Trung Thanh Pham
AI Researcher | PhD Student in Artificial Intelligence
Kyunghee University Global Campus
Giheung-gu, Yongin-si, Gyeonggi-do, Republic of Korea
Phone: (+84) 845-604-327
I am a PhD student in Artificial Intelligence at Kyunghee University Global Campus (Feb 2025 - Present), specializing in quantum computing and Multi-Modal Large Language Models (MLLMs). A product-oriented engineer with robust model training skills and a visionary architecture design mindset. I excel at designing, orchestrating, and implementing best-fit AI approaches to deliver production-ready solutions. I hold a Bachelor’s degree in Artificial Intelligence from FPT University (GPA: 8.87/10, thesis graded 9.2/10).
Research Interests
My research spans Quantum Machine Learning, Large Language Models (LLMs), Computer Vision, and Agentic AI systems. Current and past focus areas include:
- Quantum-classical hybrid architectures — reducing VGG19’s 3M parameters to 150 quantum training parameters with improved accuracy
- Multi-modal LLMs for document understanding, key information extraction, and structured data conversion
- Exemplar-based video colorization using Swin Transformers with temporal consistency
- Deep learning-based 3D reconstruction and single-camera motion capture
- Domain-driven neural machine translation with multi-agent pipelines and low-resource language modeling
Technical Expertise
Languages: Python, C/C++, Java, SQL, JavaScript, ReactJS, HTML/CSS
ML/DL Frameworks: PyTorch, TensorFlow/Keras, ONNX
MLOps & Agentic AI: LangChain, FastAPI, vLLM, Hugging Face TGI, Docker, Azure Pipelines, Weights & Biases
LLM/VLM Fine-tuning & Serving: LLaMA, QwenVL, InternVL, NLLB; closed-source APIs (OpenAI, Gemini)
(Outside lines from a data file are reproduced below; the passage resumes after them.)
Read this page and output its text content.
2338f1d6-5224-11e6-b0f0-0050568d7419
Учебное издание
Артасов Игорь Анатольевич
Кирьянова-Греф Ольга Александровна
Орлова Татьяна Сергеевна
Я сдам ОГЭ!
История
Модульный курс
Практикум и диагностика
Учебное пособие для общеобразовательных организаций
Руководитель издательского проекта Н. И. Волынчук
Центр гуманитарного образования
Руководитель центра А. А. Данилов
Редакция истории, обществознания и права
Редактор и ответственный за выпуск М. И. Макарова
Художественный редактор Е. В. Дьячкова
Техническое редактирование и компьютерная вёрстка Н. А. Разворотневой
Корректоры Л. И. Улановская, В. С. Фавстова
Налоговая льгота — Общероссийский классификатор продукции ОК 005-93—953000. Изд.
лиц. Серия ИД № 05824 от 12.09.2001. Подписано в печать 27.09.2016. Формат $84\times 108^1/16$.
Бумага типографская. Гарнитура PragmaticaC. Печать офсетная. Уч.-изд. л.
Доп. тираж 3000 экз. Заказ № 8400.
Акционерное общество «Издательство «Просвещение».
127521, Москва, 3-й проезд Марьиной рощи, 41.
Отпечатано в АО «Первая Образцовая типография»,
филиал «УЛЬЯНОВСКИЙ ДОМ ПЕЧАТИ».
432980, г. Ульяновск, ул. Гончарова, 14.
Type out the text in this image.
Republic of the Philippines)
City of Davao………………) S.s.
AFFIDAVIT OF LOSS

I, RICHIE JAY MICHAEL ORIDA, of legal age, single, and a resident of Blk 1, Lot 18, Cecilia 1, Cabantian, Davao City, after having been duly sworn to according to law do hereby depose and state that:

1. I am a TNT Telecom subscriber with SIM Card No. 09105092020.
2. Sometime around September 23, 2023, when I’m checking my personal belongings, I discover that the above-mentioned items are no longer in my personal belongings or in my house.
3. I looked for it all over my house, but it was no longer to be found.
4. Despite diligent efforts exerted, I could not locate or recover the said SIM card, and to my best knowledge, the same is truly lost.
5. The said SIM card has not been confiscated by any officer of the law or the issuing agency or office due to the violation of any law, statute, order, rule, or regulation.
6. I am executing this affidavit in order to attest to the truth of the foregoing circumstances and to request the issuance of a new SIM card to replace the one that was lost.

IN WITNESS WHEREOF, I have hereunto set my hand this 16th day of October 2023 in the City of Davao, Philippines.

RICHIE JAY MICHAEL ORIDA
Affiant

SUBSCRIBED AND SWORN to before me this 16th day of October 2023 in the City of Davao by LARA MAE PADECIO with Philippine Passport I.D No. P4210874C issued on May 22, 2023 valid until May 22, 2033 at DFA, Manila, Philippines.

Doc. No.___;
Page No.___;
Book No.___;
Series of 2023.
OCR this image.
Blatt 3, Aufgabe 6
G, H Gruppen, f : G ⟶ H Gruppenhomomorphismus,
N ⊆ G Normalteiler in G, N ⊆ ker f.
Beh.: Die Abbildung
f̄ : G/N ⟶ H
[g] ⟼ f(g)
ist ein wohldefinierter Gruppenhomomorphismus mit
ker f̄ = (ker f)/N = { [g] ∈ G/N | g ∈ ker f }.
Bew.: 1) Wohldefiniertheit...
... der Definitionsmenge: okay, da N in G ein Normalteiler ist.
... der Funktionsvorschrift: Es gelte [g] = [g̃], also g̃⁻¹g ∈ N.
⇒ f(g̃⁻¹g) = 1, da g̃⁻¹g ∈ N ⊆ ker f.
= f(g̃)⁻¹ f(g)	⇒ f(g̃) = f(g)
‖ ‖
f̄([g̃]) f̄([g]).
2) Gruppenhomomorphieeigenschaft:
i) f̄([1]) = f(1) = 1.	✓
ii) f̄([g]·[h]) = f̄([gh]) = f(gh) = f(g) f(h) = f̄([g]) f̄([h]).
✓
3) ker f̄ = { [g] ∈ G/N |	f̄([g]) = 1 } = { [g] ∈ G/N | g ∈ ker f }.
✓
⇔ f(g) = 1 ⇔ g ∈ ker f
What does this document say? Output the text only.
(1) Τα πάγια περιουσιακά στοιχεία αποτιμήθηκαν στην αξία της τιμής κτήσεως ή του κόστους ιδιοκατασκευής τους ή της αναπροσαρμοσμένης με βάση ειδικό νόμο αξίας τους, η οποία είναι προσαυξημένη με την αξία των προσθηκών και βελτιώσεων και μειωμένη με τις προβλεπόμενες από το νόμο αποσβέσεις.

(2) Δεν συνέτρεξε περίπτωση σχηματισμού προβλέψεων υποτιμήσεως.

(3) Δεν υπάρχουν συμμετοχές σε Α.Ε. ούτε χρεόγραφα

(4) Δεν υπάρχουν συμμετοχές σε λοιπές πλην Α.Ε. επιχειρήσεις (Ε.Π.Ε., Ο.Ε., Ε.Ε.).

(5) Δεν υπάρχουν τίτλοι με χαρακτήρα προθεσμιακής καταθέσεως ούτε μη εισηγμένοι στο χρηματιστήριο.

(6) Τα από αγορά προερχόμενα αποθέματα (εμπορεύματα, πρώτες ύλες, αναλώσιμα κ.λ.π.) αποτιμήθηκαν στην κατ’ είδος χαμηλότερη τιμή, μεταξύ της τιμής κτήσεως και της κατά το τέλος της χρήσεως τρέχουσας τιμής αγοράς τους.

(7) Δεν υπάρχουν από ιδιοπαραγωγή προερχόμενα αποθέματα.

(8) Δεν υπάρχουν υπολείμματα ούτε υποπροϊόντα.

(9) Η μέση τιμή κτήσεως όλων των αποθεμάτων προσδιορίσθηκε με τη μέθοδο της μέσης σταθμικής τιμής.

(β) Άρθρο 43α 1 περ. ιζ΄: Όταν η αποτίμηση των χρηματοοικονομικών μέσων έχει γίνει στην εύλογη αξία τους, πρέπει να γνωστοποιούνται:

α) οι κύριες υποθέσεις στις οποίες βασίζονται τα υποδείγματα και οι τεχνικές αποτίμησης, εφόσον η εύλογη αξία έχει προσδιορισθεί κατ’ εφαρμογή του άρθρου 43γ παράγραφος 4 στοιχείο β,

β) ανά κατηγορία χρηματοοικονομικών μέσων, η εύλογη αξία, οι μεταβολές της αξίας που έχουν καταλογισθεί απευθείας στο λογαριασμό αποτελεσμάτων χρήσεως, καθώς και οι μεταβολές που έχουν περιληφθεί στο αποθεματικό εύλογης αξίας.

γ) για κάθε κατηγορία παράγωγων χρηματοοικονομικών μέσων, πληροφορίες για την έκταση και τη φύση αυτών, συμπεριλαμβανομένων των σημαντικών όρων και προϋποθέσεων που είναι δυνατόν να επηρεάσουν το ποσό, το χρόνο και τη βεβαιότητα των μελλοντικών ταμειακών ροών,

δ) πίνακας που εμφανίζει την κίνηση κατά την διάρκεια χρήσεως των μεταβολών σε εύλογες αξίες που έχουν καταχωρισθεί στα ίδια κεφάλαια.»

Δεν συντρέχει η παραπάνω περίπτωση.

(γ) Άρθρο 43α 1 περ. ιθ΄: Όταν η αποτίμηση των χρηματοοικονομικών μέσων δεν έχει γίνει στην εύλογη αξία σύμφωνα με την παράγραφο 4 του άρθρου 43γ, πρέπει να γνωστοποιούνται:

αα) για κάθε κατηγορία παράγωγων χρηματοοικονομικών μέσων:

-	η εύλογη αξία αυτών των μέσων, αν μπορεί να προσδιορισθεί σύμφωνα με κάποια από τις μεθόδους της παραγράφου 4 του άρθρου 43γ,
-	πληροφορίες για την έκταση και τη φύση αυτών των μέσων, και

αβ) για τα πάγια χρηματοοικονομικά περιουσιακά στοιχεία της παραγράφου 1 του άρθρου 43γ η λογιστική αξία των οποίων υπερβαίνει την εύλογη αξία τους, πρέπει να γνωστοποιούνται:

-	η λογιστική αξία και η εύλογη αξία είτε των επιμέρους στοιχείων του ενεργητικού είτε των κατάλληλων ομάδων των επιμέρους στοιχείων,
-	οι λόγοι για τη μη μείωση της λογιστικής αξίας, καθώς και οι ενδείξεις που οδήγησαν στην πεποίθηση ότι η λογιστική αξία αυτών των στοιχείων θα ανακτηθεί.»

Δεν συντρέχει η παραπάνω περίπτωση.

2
Core Architectures: Transformers (BERT, GPT, T5, ViT, Swin), CNNs (ResNet, UNet), RNNs (LSTM, GRU), Diffusion Models, GANs, VAEs, Reinforcement Learning, Evolutionary Algorithms (NEAT, GA)
Quantum Computing: PennyLane, TorchQuantum
Cloud & HPC: NVIDIA H200/H100/A100/A6000 GPU server management, Azure AI services, resource allocation for scalable team workloads
Experience
I have worked as an AI Researcher at Kyunghee University and as a Mid-level AI Engineer at IMT Solutions, delivering production agentic systems with 94% peak accuracy and cutting inference costs by over 40%. Previously, I interned at GMO-Z.com RUNSYSTEM, improving deepfake and anti-spoofing F1 scores from 0.86 to 0.91 using Fourier transform approaches.